Davidmanheim comments on Don’t Call It AI Alignment

Davidmanheim 20 Feb 2023 14:19 UTC
4 points
0 ∶ 0
There’s been tons of discussion about this, and I think most of the field disagrees, and there are some complications you’re missing.

In the introduction to a paper last year, Issa Rice and I tried to clarify some definitions, which explains why “control” isn’t the same as “alignment”:
The term AI-safety also encompasses technical approaches that attempt to ensure that humans retain the ability to control such systems or to restrict the capabilities of such systems (AI control), as well as approaches that aim to align systems with human values—that is, the technical problem of figuring out how to design, train, inspect, and test highly capable AI systems such that they produce all and only the outcomes their creators want (AI alignment).

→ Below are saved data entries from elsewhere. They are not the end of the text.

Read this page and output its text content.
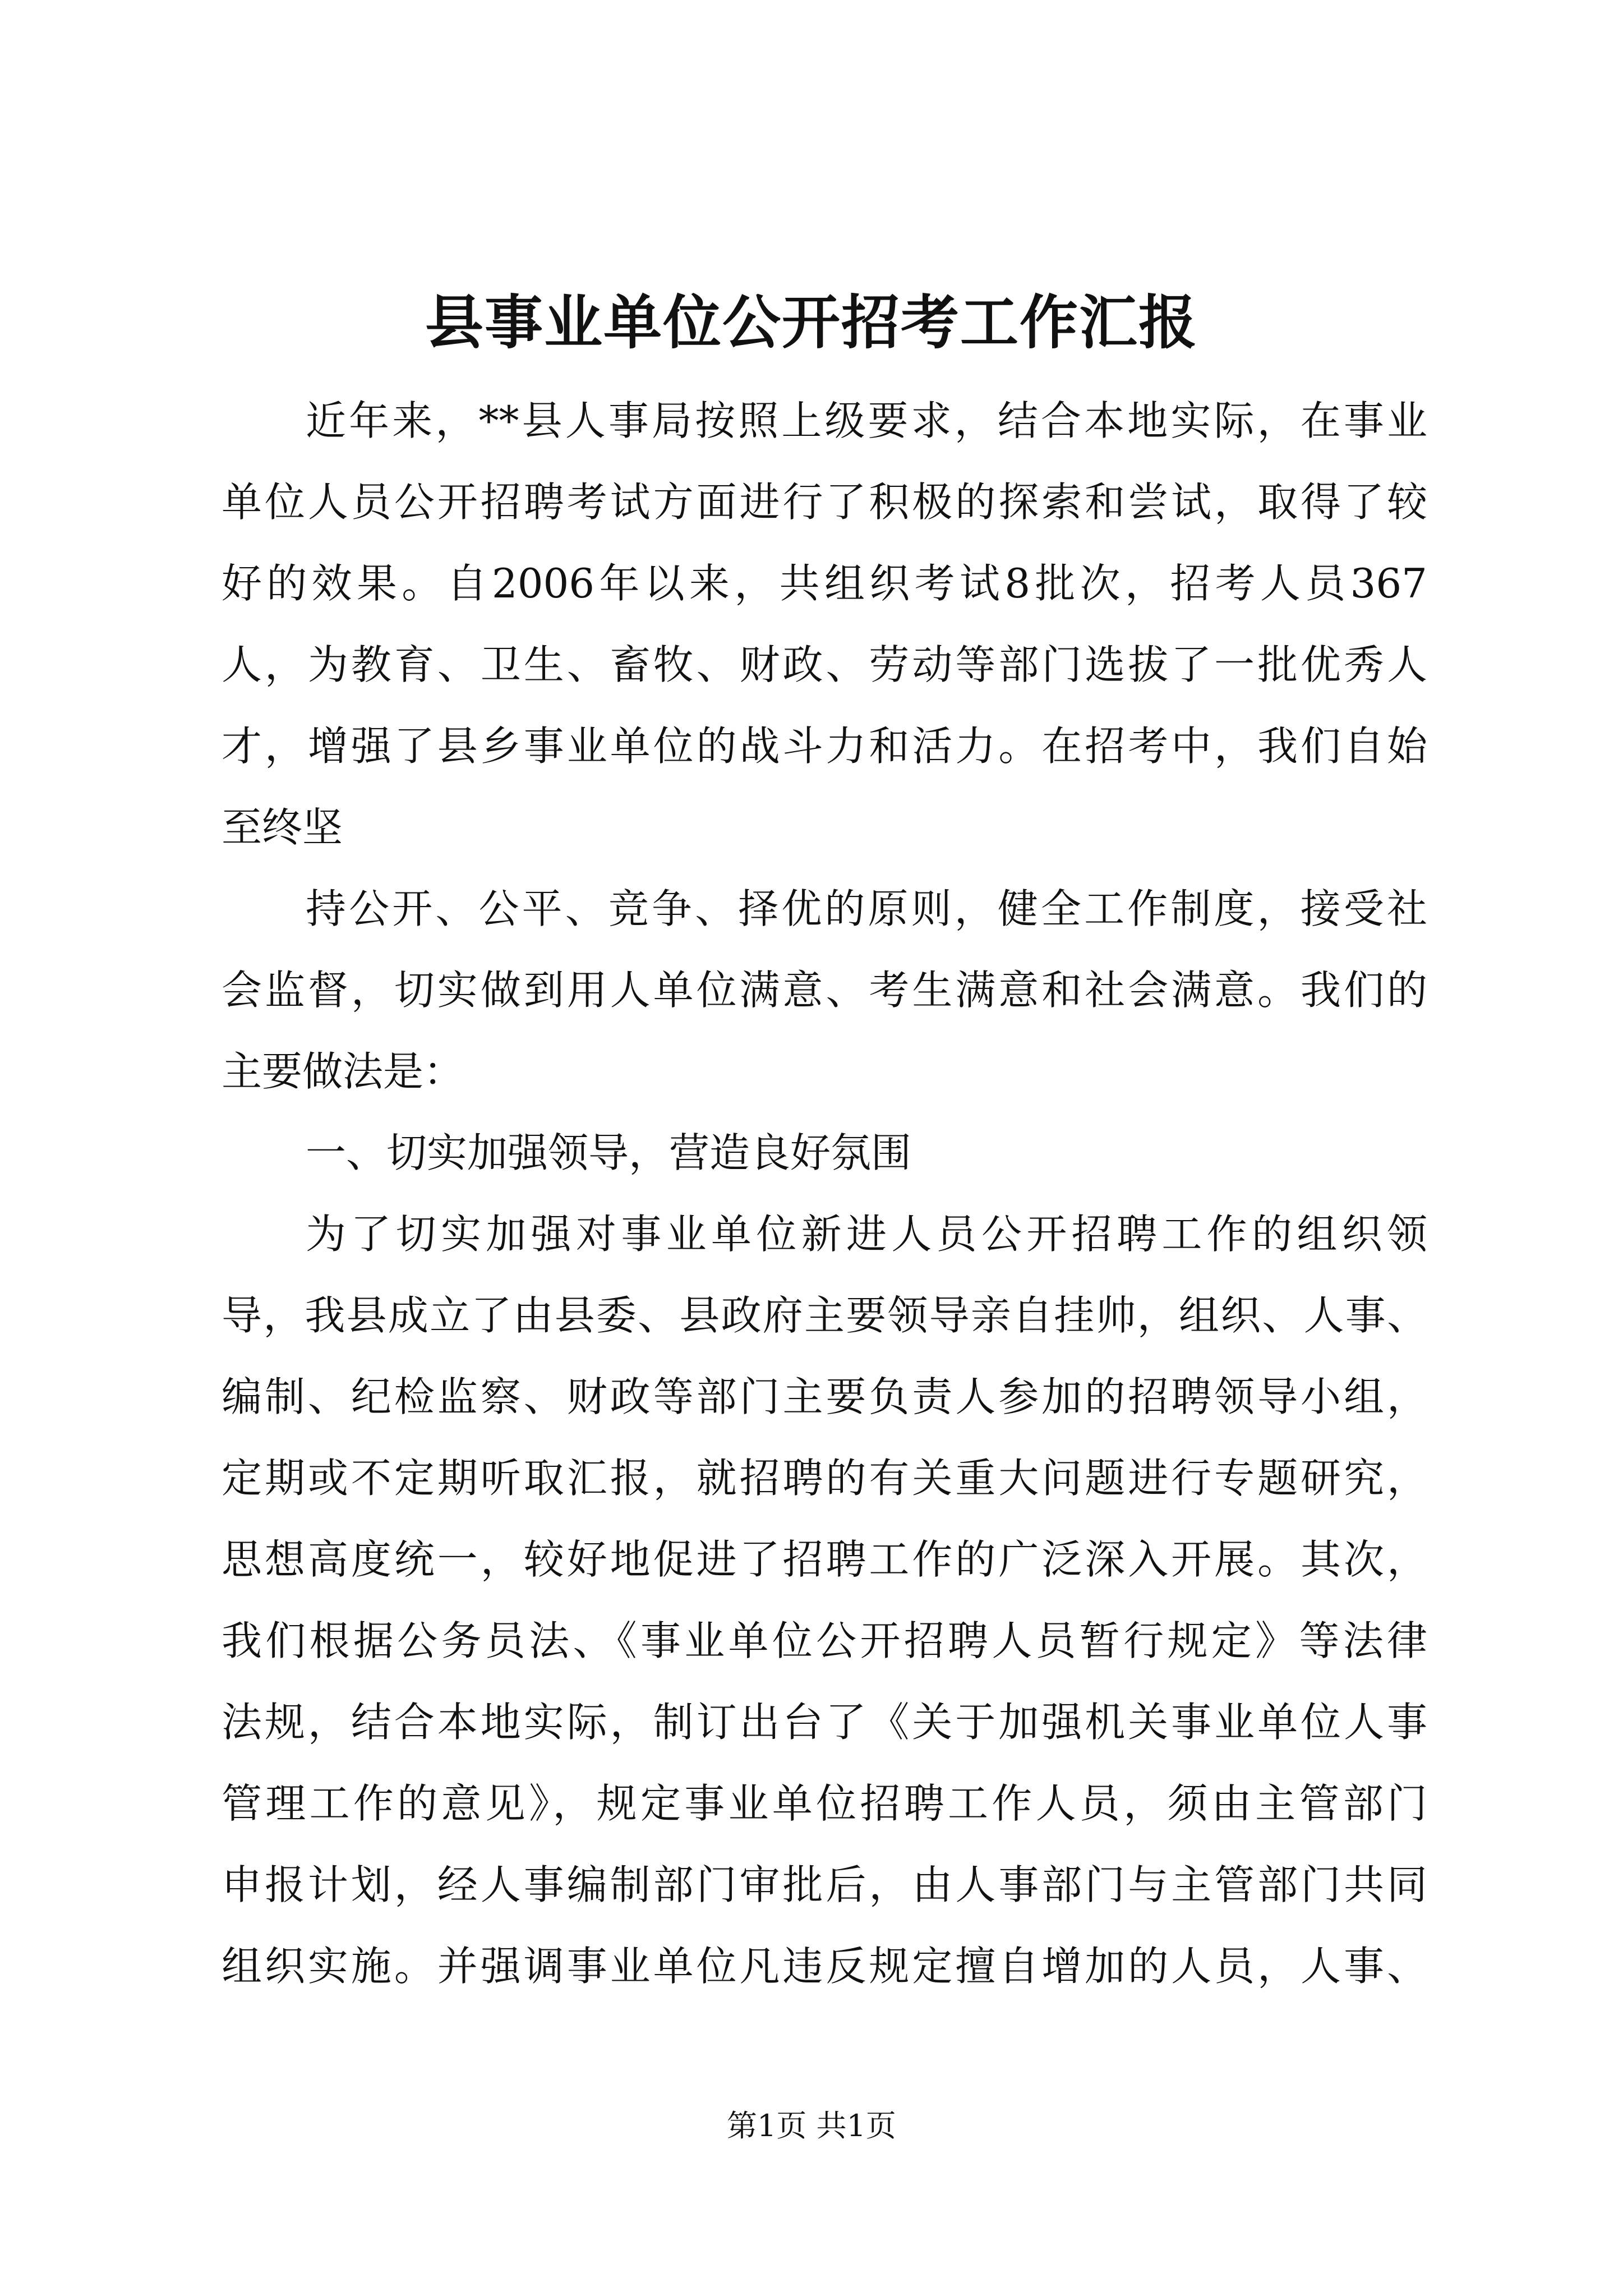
县事业单位公开招考工作汇报

近年来，**县人事局按照上级要求，结合本地实际，在事业

单位人员公开招聘考试方面进行了积极的探索和尝试，取得了较

好的效果。自2006年以来，共组织考试8批次，招考人员367

人，为教育、卫生、畜牧、财政、劳动等部门选拔了一批优秀人

才，增强了县乡事业单位的战斗力和活力。在招考中，我们自始

至终坚

持公开、公平、竞争、择优的原则，健全工作制度，接受社

会监督，切实做到用人单位满意、考生满意和社会满意。我们的

主要做法是：

一、切实加强领导，营造良好氛围

为了切实加强对事业单位新进人员公开招聘工作的组织领

导，我县成立了由县委、县政府主要领导亲自挂帅，组织、人事、

编制、纪检监察、财政等部门主要负责人参加的招聘领导小组，

定期或不定期听取汇报，就招聘的有关重大问题进行专题研究，

思想高度统一，较好地促进了招聘工作的广泛深入开展。其次，

我们根据公务员法、《事业单位公开招聘人员暂行规定》等法律

法规，结合本地实际，制订出台了《关于加强机关事业单位人事

管理工作的意见》，规定事业单位招聘工作人员，须由主管部门

申报计划，经人事编制部门审批后，由人事部门与主管部门共同

组织实施。并强调事业单位凡违反规定擅自增加的人员，人事、

第1页 共1页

More recently, Rob Bensinger said:
“AGI existential safety” seems like the most popular relatively-unambiguous term for “making the AGI transition go well”, so I’m fine with using it until we find a better term.

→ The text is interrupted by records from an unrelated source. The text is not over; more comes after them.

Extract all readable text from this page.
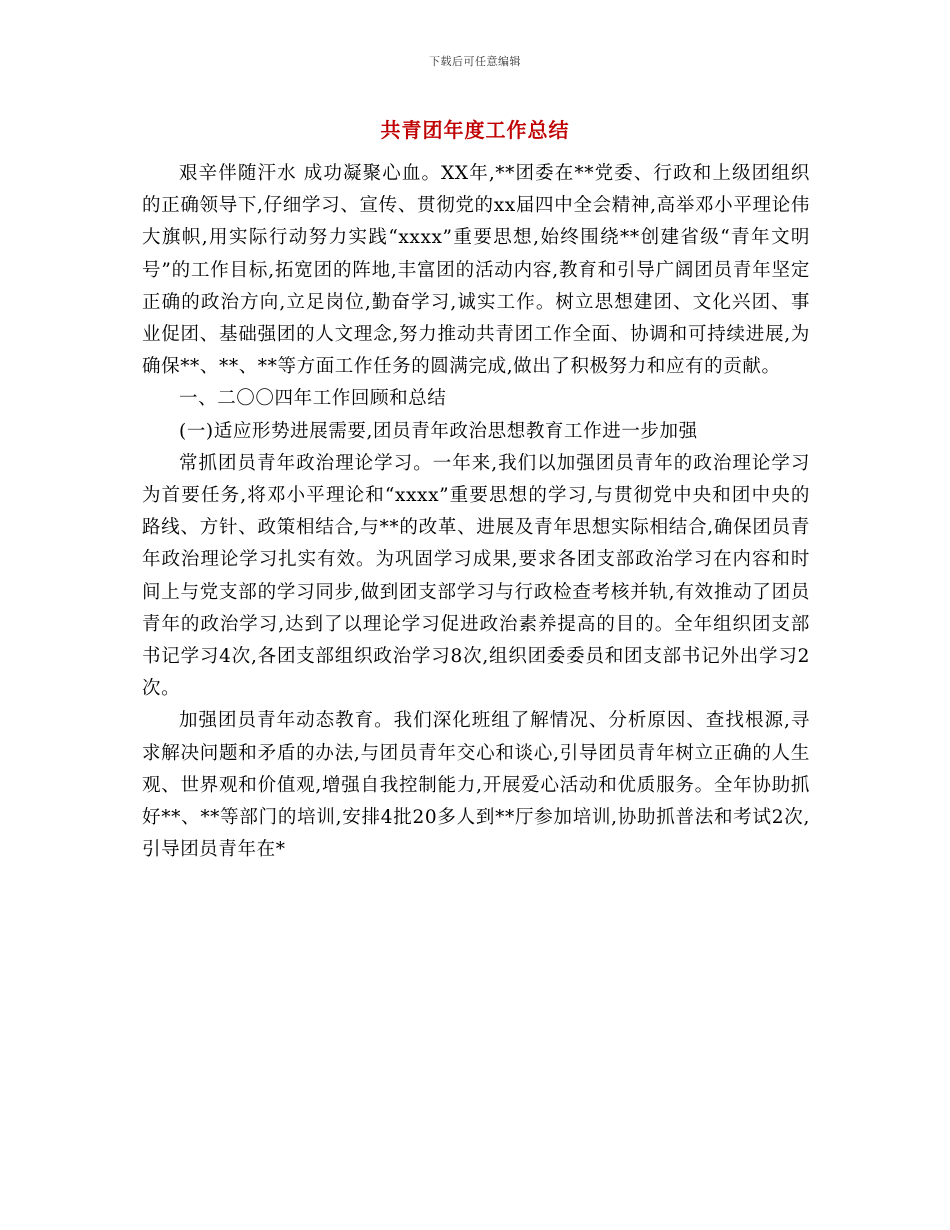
下载后可任意编辑
共青团年度工作总结

艰辛伴随汗水 成功凝聚心血。XX年,**团委在**党委、行政和上级团组织的正确领导下,仔细学习、宣传、贯彻党的xx届四中全会精神,高举邓小平理论伟大旗帜,用实际行动努力实践“xxxx”重要思想,始终围绕**创建省级“青年文明号”的工作目标,拓宽团的阵地,丰富团的活动内容,教育和引导广阔团员青年坚定正确的政治方向,立足岗位,勤奋学习,诚实工作。树立思想建团、文化兴团、事业促团、基础强团的人文理念,努力推动共青团工作全面、协调和可持续进展,为确保**、**、**等方面工作任务的圆满完成,做出了积极努力和应有的贡献。

一、二〇〇四年工作回顾和总结

(一)适应形势进展需要,团员青年政治思想教育工作进一步加强

常抓团员青年政治理论学习。一年来,我们以加强团员青年的政治理论学习为首要任务,将邓小平理论和“xxxx”重要思想的学习,与贯彻党中央和团中央的路线、方针、政策相结合,与**的改革、进展及青年思想实际相结合,确保团员青年政治理论学习扎实有效。为巩固学习成果,要求各团支部政治学习在内容和时间上与党支部的学习同步,做到团支部学习与行政检查考核并轨,有效推动了团员青年的政治学习,达到了以理论学习促进政治素养提高的目的。全年组织团支部书记学习4次,各团支部组织政治学习8次,组织团委委员和团支部书记外出学习2次。

加强团员青年动态教育。我们深化班组了解情况、分析原因、查找根源,寻求解决问题和矛盾的办法,与团员青年交心和谈心,引导团员青年树立正确的人生观、世界观和价值观,增强自我控制能力,开展爱心活动和优质服务。全年协助抓好**、**等部门的培训,安排4批20多人到**厅参加培训,协助抓普法和考试2次,引导团员青年在*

I think “AI alignment” is a good term for the technical side of differentially producing good outcomes from AI, though it’s an imperfect term insofar as it collides with Stuart Russell’s “value alignment” and Paul Christiano’s “intent alignment”. (The latter, at least, better subsumes a lot of the core challenges in making AI go well.)
- Gil 20 Feb 2023 14:41 UTC
  10 points
  1 ∶ 0
  Parent
  Thanks!
  
  I hate to be someone who walks into a heated debate and pretends to solve it in one short post, so I hope my post didn’t come off too authoritative (I just genuinely have never seen debate about the term). I’ll look more into these.